Siente tu mirada y sonríe, pero no te mira. Si abandona
el punto fijado en el infinito se desplomará como un castillo de naipes. Grita
de esfuerzo y de placer antes de aunar fuerzas y atención para tratar de
desplazarse. De repente se mueve. El dragón se siente gato y mueve ese cuerpito
con inmenso esfuerzo. ¡Oh! –exclaman sus ojos- no sabe porqué se mueve hacia
atrás. Se sorprende (y se entusiasma) al descubrirse a sí misma en movimiento. Ruge al no entender
porqué cada vez está más lejos de su objetivo.
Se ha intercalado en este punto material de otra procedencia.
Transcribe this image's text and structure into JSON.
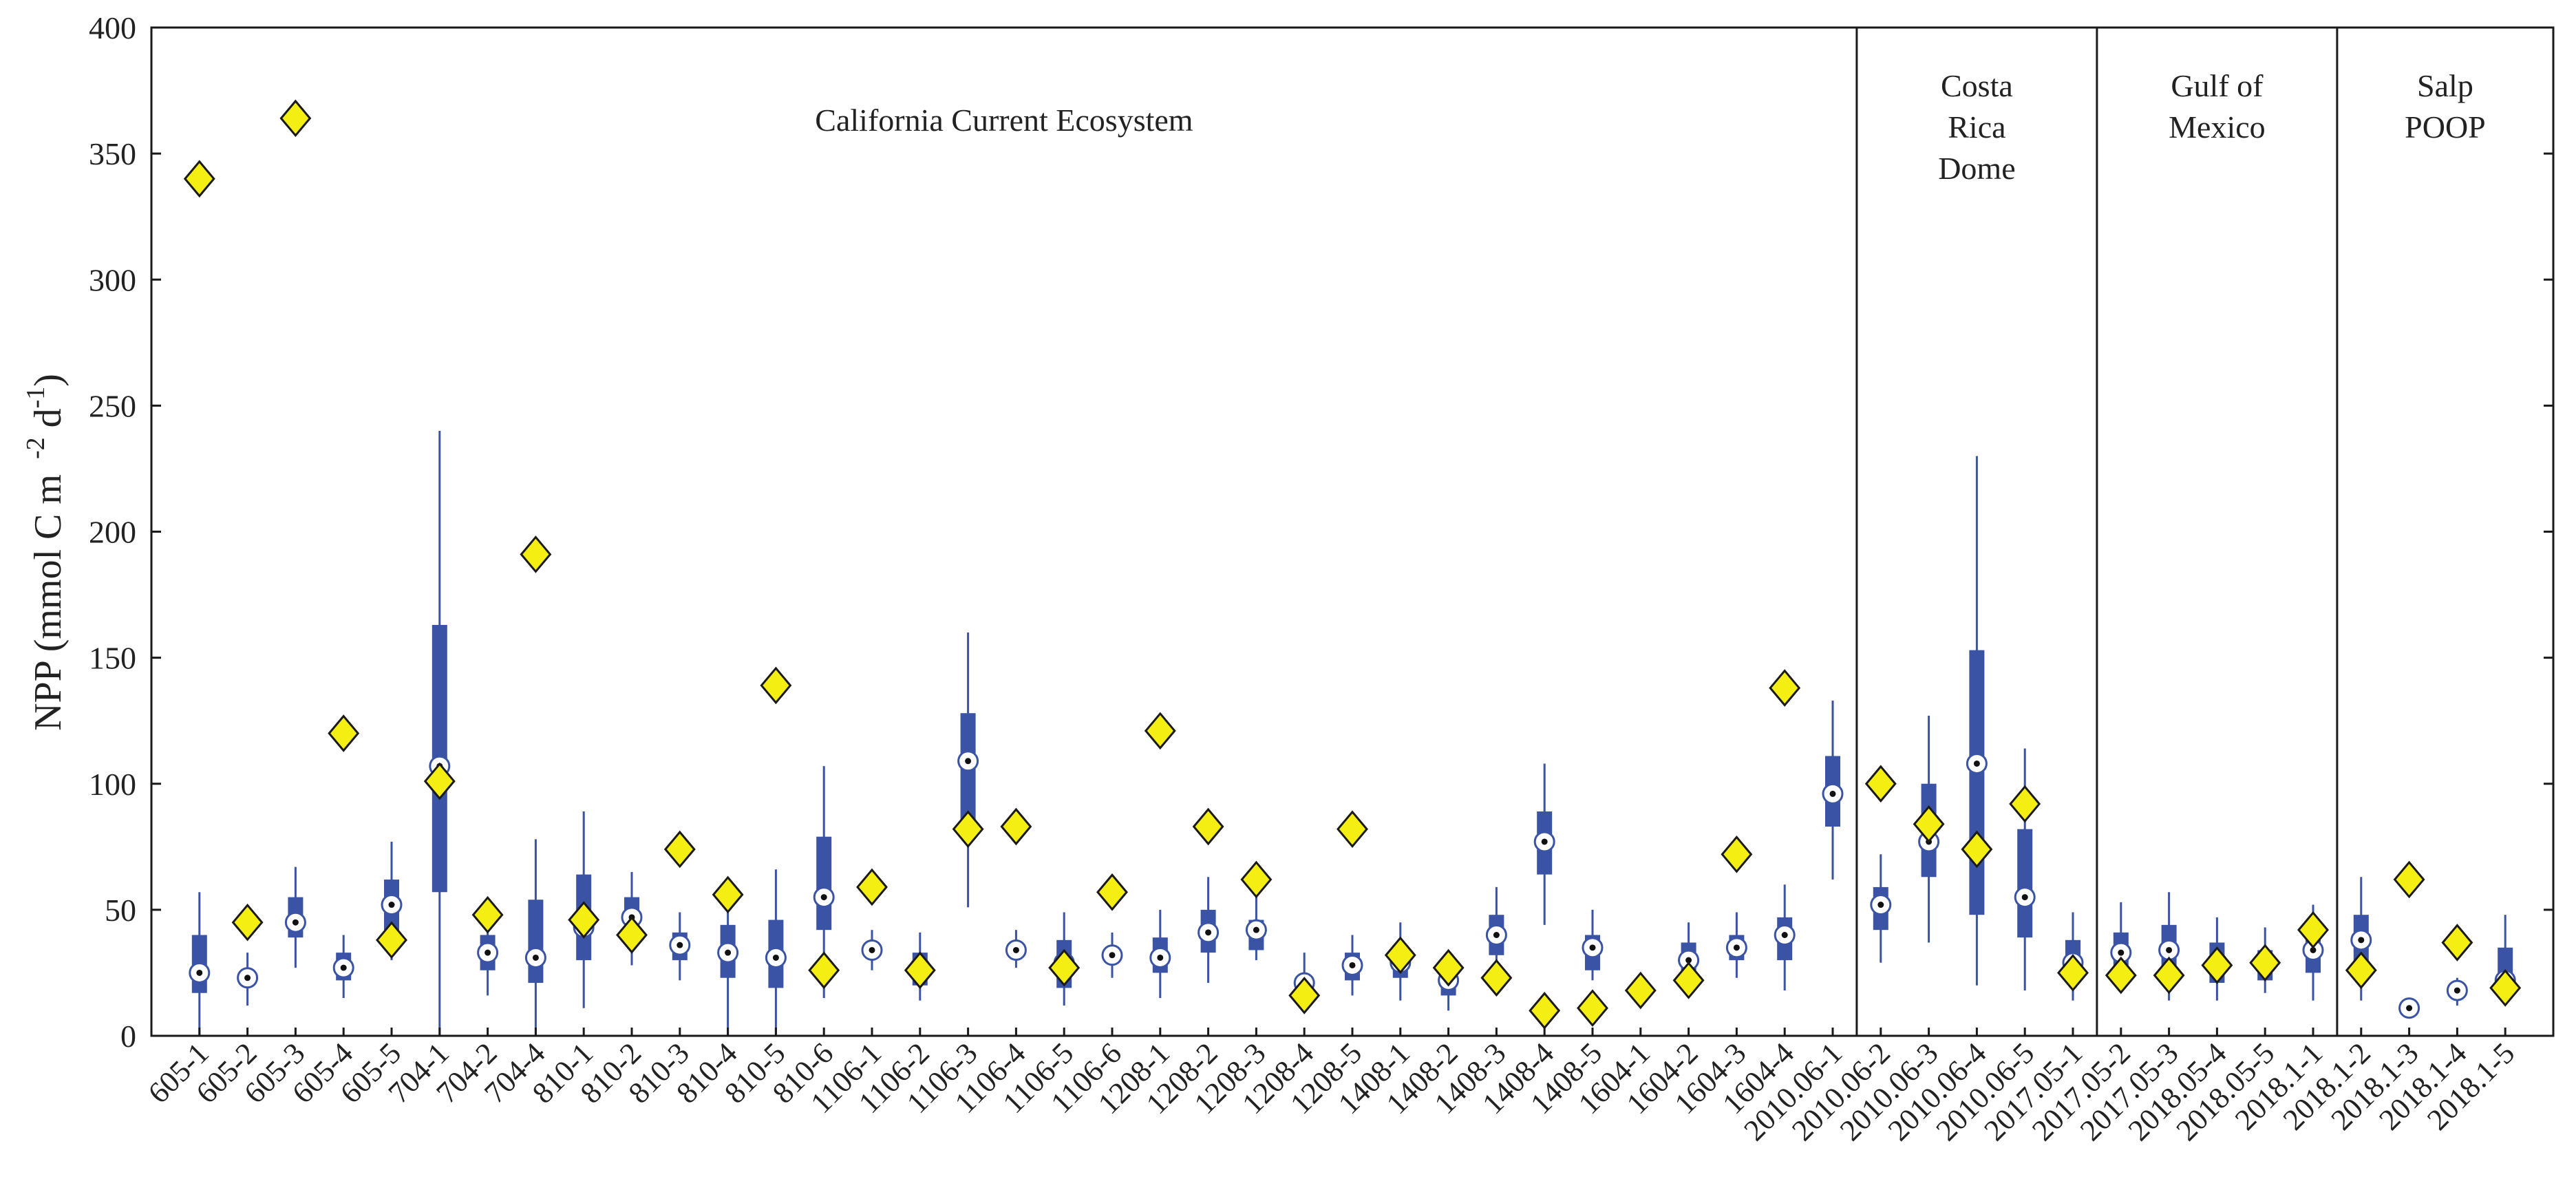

El enfado le hace perder la
fuerza y el pañal le pesa demasiado. Deja caer la cola y en vez de gato parece
lagarto que se arrastra (también hacia atrás) libre y alegre. Solo cuando hace tope con una pared
pide ayuda para volverse a sentar allá, entre las mantas y almohadones que ya
poco le pueden proteger.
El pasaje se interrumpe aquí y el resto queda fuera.